大手化学メーカーで総務を中心に幅広い職種を経験し、定年・再雇用まで勤め上げて独立したIさん。「自分には際立った専門性はない」と本人は言います。それでも65歳で、長野県の製造業に経営企画室長として迎えられ、現地に常駐することになりました。

社長一人に溜まった、山ほどの業務

入って直面したのは、社長一人に溜まった山ほどの業務でした。日々の経営管理から各種申請まで、専門特化ではなく「幅広く手を動かせる人」が必要とされていたのです。総務で培った守備範囲の広さが、そのまま現場の力になりました。

補助金3000万円を守った10日間

約8000万円の設備投資に向けた補助金申請では、提出前のチェックで、決算書との数字の不整合を発見。そのまま出せば受理されず、補助金3000万円が飛ぶところでした。Iさんは10日ほどかけて10期分の決算書を紐解き、数字を整えて申請を通しています。裏取りの方法と人脈を持ち、社長の右腕として手を動かせること——それこそが、いま中小企業で重宝される力でした。

「合わないと切る」のではなく、一緒にやり抜く

受け入れ企業の経営者は言います。「一度『一緒にやろう』と決めたら、合わないと切るのではなく、社内みんなで一肌脱いで一緒にやり抜く」。
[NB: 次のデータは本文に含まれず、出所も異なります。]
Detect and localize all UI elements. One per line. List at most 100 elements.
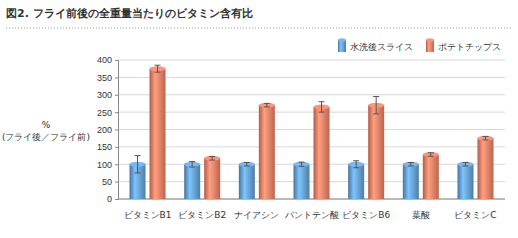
error-bar-cap	[189, 161, 195, 162]
grid-line	[118, 181, 505, 182]
error-bar	[244, 163, 250, 166]
error-bar-cap	[462, 162, 468, 163]
title-rule	[6, 28, 512, 29]
legend-swatch-top	[338, 38, 346, 42]
bar	[239, 164, 255, 199]
bar	[368, 105, 384, 199]
error-bar-stem	[376, 96, 377, 113]
bar-top	[259, 103, 275, 108]
title: 図2. フライ前後の全重量当たりのビタミン含有比	[6, 7, 253, 20]
error-bar-cap	[264, 103, 270, 104]
error-bar-stem	[465, 163, 466, 166]
y-tick-label: 350	[97, 73, 112, 83]
bar-top	[423, 152, 439, 157]
bar	[457, 164, 473, 199]
x-tick-label: ビタミンB1	[124, 210, 172, 220]
y-tick: 400	[97, 55, 118, 65]
error-bar	[353, 161, 359, 168]
y-tick: 0	[107, 194, 118, 204]
error-bar-stem	[212, 157, 213, 160]
y-tick-mark	[115, 130, 118, 131]
x-tick-label: 葉酸	[412, 210, 430, 220]
y-tick: 300	[97, 90, 118, 100]
bar-top	[403, 162, 419, 167]
error-bar-cap	[462, 165, 468, 166]
y-axis-line	[115, 61, 119, 200]
bar	[259, 105, 275, 199]
bar	[204, 158, 220, 199]
error-bar	[155, 65, 161, 72]
plot-area	[130, 65, 494, 199]
error-bar-stem	[485, 136, 486, 139]
error-bar-cap	[155, 65, 161, 66]
y-tick-label: 150	[97, 142, 112, 152]
x-tick-label: ビタミンB2	[178, 210, 226, 220]
y-tick-label: 250	[97, 108, 112, 118]
y-tick-label: 50	[102, 177, 112, 187]
y-tick: 200	[97, 125, 118, 135]
legend-label: ポテトチップス	[438, 42, 501, 52]
y-tick: 100	[97, 160, 118, 170]
y-tick-label: 0	[107, 194, 112, 204]
y-tick-mark	[115, 60, 118, 61]
error-bar-stem	[192, 161, 193, 167]
error-bar-cap	[209, 156, 215, 157]
grid-line	[118, 77, 505, 78]
error-bar	[135, 156, 141, 173]
error-bar-cap	[135, 172, 141, 173]
bar-top	[348, 162, 364, 167]
error-bar-cap	[319, 101, 325, 102]
error-bar-stem	[430, 153, 431, 156]
x-tick-label: ナイアシン	[234, 210, 279, 220]
error-bar-stem	[410, 163, 411, 166]
error-bar	[373, 96, 379, 113]
y-axis-title: %(フライ後／フライ前)	[2, 120, 90, 142]
y-tick-mark	[115, 164, 118, 165]
grid-line	[118, 199, 505, 200]
bar-top	[457, 162, 473, 167]
y-tick-label: 200	[97, 125, 112, 135]
y-tick-mark	[115, 147, 118, 148]
y-tick-label: 400	[97, 55, 112, 65]
legend: 水洗後スライスポテトチップス	[338, 38, 501, 52]
x-tick-label: パントテン酸	[284, 210, 339, 220]
legend-swatch-top	[426, 38, 434, 42]
y-tick-mark	[115, 199, 118, 200]
error-bar-cap	[373, 113, 379, 114]
error-bar-cap	[155, 72, 161, 73]
bar-top	[294, 162, 310, 167]
error-bar-cap	[373, 96, 379, 97]
bar	[150, 69, 166, 199]
y-tick: 350	[97, 73, 118, 83]
y-tick-label: 300	[97, 90, 112, 100]
error-bar	[428, 153, 434, 156]
error-bar	[209, 157, 215, 160]
error-bar-cap	[189, 167, 195, 168]
error-bar-cap	[428, 152, 434, 153]
y-tick-label: 100	[97, 160, 112, 170]
error-bar-stem	[266, 103, 267, 106]
y-axis: 0 50 100 150 200 250 300 350 400	[97, 55, 119, 204]
bar	[403, 164, 419, 199]
grid-line	[118, 129, 505, 130]
error-bar-stem	[157, 65, 158, 72]
y-tick: 150	[97, 142, 118, 152]
error-bar	[299, 162, 305, 166]
error-bar-stem	[301, 162, 302, 166]
bar	[348, 164, 364, 199]
error-bar-cap	[319, 112, 325, 113]
error-bar-cap	[244, 165, 250, 166]
chart: 図2. フライ前後の全重量当たりのビタミン含有比 0 50 100 150 200 250 3…	[0, 0, 518, 238]
bar	[423, 155, 439, 199]
y-tick-mark	[115, 77, 118, 78]
error-bar	[189, 161, 195, 167]
bar	[477, 138, 493, 199]
error-bar-cap	[353, 160, 359, 161]
bar	[314, 107, 330, 199]
error-bar-cap	[428, 156, 434, 157]
error-bar	[408, 163, 414, 166]
error-bar-cap	[408, 162, 414, 163]
y-tick-mark	[115, 182, 118, 183]
error-bar-cap	[209, 160, 215, 161]
error-bar-cap	[353, 167, 359, 168]
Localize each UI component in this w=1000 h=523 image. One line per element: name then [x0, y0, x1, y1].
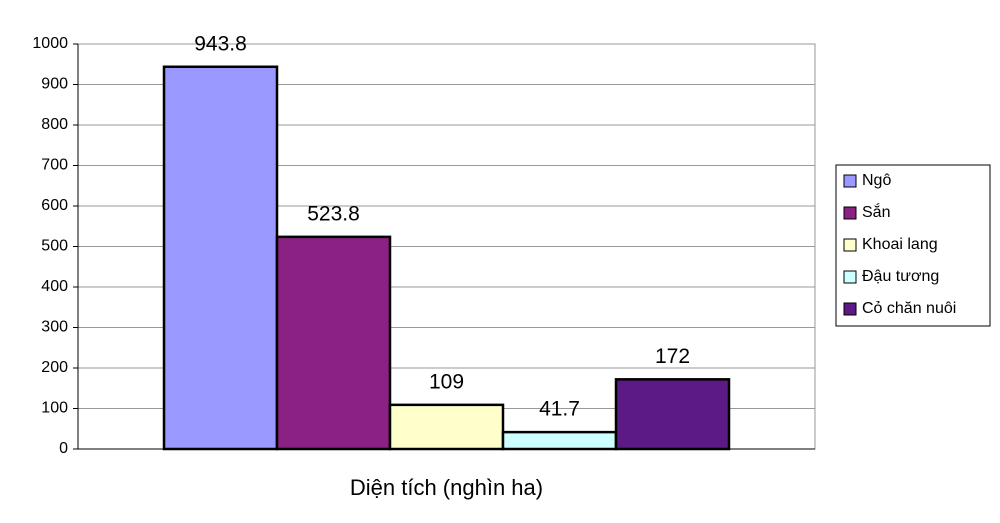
legend-label: Khoai lang	[862, 236, 938, 253]
y-tick-label: 500	[41, 238, 68, 255]
x-tick-label: Diện tích (nghìn ha)	[350, 475, 543, 500]
y-tick-label: 1000	[32, 35, 68, 52]
legend-box	[835, 164, 991, 327]
value-label: 943.8	[194, 32, 247, 55]
y-tick-label: 700	[41, 157, 68, 174]
y-tick-label: 300	[41, 319, 68, 336]
value-label: 523.8	[307, 202, 360, 225]
value-label: 172	[655, 345, 690, 368]
bar	[614, 378, 731, 451]
y-tick-label: 200	[41, 359, 68, 376]
y-tick-label: 900	[41, 76, 68, 93]
legend-swatch	[843, 238, 857, 252]
legend-swatch	[843, 270, 857, 284]
legend-swatch	[843, 206, 857, 220]
value-label: 41.7	[539, 398, 580, 421]
legend-label: Đậu tương	[862, 268, 939, 285]
legend-swatch	[843, 174, 857, 188]
legend-label: Cỏ chăn nuôi	[862, 300, 956, 317]
bar	[388, 403, 505, 451]
bar	[162, 65, 279, 451]
y-tick-label: 600	[41, 197, 68, 214]
legend-label: Ngô	[862, 172, 891, 189]
legend-swatch	[843, 302, 857, 316]
y-tick-label: 800	[41, 116, 68, 133]
legend-label: Sắn	[862, 202, 890, 221]
bar	[501, 430, 618, 451]
value-label: 109	[429, 370, 464, 393]
bar	[275, 235, 392, 451]
y-tick-label: 100	[41, 400, 68, 417]
y-tick-label: 400	[41, 278, 68, 295]
y-tick-label: 0	[59, 440, 68, 457]
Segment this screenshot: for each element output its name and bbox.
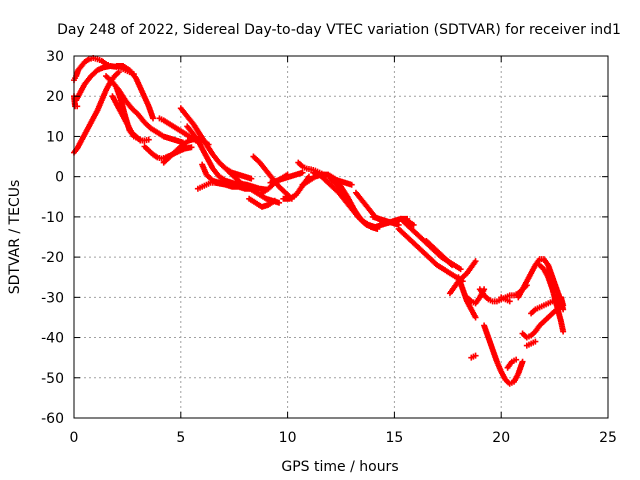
data-marker-track (246, 195, 278, 210)
data-marker-track (528, 294, 567, 317)
y-tick-label: 30 (46, 49, 64, 65)
y-tick-label: -20 (41, 250, 64, 266)
data-marker-track (395, 225, 466, 285)
series-track-28 (395, 225, 466, 285)
y-tick-label: -30 (41, 290, 64, 306)
series-track-36 (481, 322, 526, 387)
data-marker-track (468, 352, 479, 361)
x-tick-label: 10 (279, 430, 297, 446)
y-tick-label: -40 (41, 331, 64, 347)
y-tick-label: -50 (41, 371, 64, 387)
series-track-27 (370, 213, 402, 228)
data-marker-track (536, 262, 567, 335)
data-marker-track (504, 356, 520, 371)
series-track-38 (504, 356, 520, 371)
series-track-41 (528, 294, 567, 317)
data-marker-track (109, 93, 152, 144)
data-marker-track (498, 294, 513, 305)
data-marker-track (113, 63, 157, 122)
y-tick-label: 10 (46, 129, 64, 145)
series-track-37 (498, 294, 513, 305)
x-tick-label: 25 (599, 430, 617, 446)
x-tick-label: 5 (176, 430, 185, 446)
series-track-8 (109, 93, 152, 144)
data-marker-track (423, 238, 456, 269)
series-track-42 (536, 262, 567, 335)
series-track-20 (267, 169, 306, 186)
x-tick-label: 15 (385, 430, 403, 446)
y-tick-label: 0 (55, 170, 64, 186)
series-track-30 (423, 238, 456, 269)
data-marker-track (103, 73, 186, 146)
series-track-5 (113, 63, 157, 122)
data-marker-track (523, 338, 539, 349)
y-axis-label: SDTVAR / TECUs (7, 180, 23, 295)
series-track-18 (246, 195, 278, 210)
grid-lines (74, 56, 608, 418)
series-track-7 (103, 73, 186, 146)
data-marker-track (370, 213, 402, 228)
series-track-34 (468, 352, 479, 361)
series-track-43 (523, 338, 539, 349)
x-tick-label: 0 (70, 430, 79, 446)
x-tick-label: 20 (492, 430, 510, 446)
axis-ticks: 0 5 10 15 20 25 30 20 10 0 -10 -20 -30 -40 -50 -60 (41, 49, 617, 446)
y-tick-label: -60 (41, 411, 64, 427)
data-marker-track (481, 322, 526, 387)
y-tick-label: 20 (46, 89, 64, 105)
y-tick-label: -10 (41, 210, 64, 226)
x-axis-label: GPS time / hours (281, 459, 398, 475)
data-marker-track (267, 169, 306, 186)
chart-title: Day 248 of 2022, Sidereal Day-to-day VTE… (57, 22, 621, 38)
plot-frame (73, 55, 609, 419)
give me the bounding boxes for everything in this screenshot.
専門性という看板ではなく、幅広い経験と人柄で信頼を築き、経営企画室長にまで登用されました。

ご本人の声

際立った専門性はない。それでも、これまでの経験は確かに役に立っています。

Iさん(大手化学メーカー出身・65歳)

この事例のポイント

  • 1

    専門性より「翻訳力」。幅広い実務経験を、中小の現場に合わせて活かす。

  • 2

    補助金3000万円を守った。提出前に決算書の不整合を発見し、申請を通した。

  • 3

    業務委託から経営企画室長へ。社長の右腕として現地に常駐。

よくある質問

専門性がなくても活躍できるのですか?
できます。Iさんは総務を中心に幅広い実務を経験したジェネラリストです。専門特化ではなく、裏取りや調整、手を動かす力が、社長一人に業務が集中しがちな中小企業で重宝されています。
具体的にどんな成果がありましたか?
補助金申請で決算書の数字の不整合を提出前に発見し、10期分を紐解いて整え、補助金3000万円が飛ぶのを防いで申請を通しました。
65歳でも登用されるのですか?
されます。Iさんは業務委託で入り、幅広い経験と人柄で信頼を築いて、65歳で経営企画室長に登用されました。年齢ではなく経験の中身で評価された事例です。